Un caballero de triste figura camina por la calle con el triste pasar de las estaciones y su inherente y vano final en la mirada, oculta por un sombrero calado tejido con los lamentos y alegrías de una vida larga y rápida
Medio iluminado por los intervalos de luz y oscuridad (parecía ser que más de esto último) que se sucedían por la calle debido a la estratégica colocación de las farolas y le recordaban (de extrañamente nada) su corazón.
Esta triste figura se detiene repentinamente, se lleva una mano a un bolsillo en busca de una cajetilla de muerte en tubitos mientras con la otra saca un mechero de un lugar que no llegué a distinguir, creo que de la manga.
Acto seguido, realiza el ritual de encenderse un pitillo y llevárselo a la boca. Sigue caminando.
Sorprendentemente, llega un momento en el que me da la impresión de que su sombra se separa de su cuerpo (de manera similar a como se rasga una tela) y camina en su misma dirección a una distancia prudente como si fuese un extraño siguiendo a otro más extraño aún, que quiere que el primero no se dé cuenta (aunque no hay nadie más en la calle a esas horas), o al menos eso parece desde esta ventana.

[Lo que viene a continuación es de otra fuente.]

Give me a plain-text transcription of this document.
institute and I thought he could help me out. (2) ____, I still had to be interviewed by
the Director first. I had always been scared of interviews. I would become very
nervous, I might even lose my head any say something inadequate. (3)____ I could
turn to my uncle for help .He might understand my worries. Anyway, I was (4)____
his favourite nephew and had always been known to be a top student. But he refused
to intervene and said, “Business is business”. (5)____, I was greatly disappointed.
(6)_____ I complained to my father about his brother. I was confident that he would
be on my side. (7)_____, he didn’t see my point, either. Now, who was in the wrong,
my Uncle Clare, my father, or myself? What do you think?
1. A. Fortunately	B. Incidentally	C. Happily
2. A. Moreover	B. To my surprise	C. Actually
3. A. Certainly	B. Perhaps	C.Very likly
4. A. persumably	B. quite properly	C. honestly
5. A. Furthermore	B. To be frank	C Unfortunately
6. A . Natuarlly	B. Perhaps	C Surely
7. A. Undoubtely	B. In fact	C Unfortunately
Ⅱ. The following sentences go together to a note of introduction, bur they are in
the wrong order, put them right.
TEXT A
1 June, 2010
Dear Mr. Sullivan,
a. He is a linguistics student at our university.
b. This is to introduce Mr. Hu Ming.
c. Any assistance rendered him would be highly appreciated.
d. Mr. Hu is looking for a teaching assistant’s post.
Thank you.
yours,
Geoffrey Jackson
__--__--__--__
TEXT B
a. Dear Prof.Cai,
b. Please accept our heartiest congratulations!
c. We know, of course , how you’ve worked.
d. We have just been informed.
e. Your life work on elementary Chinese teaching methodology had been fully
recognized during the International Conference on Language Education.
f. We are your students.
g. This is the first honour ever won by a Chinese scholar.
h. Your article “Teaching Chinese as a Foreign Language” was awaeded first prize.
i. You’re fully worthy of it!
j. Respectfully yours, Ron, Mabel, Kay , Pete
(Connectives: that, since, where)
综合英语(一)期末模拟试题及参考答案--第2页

Se oye una voz, una carcajada. El caballero no ha abierto la boca.
El susodicho se da la vuelta alarmado y observa su sombra, juguetona y con ganas de provocar, que toma el primer turno de palabra.
—¿Qué tal todo, pirata? Tanto tiempo.
+ Muy bien, la verdad. Creía habértelo dicho ya.
—Sí, no te preocupes por eso. Sólo quería saber por qué me has mentido y sigues manteniendo la misma trola de siempre.
+No es ninguna m...
—Te engañas a ti mismo.
+ (Se da media vuelta con una sonrisa amarga en los labios.) Ya te lo he dicho, Campanilla.
He madurado.
Dura escena, ¿verdad?
Pues tener que protagonizarla ya ni os cuento.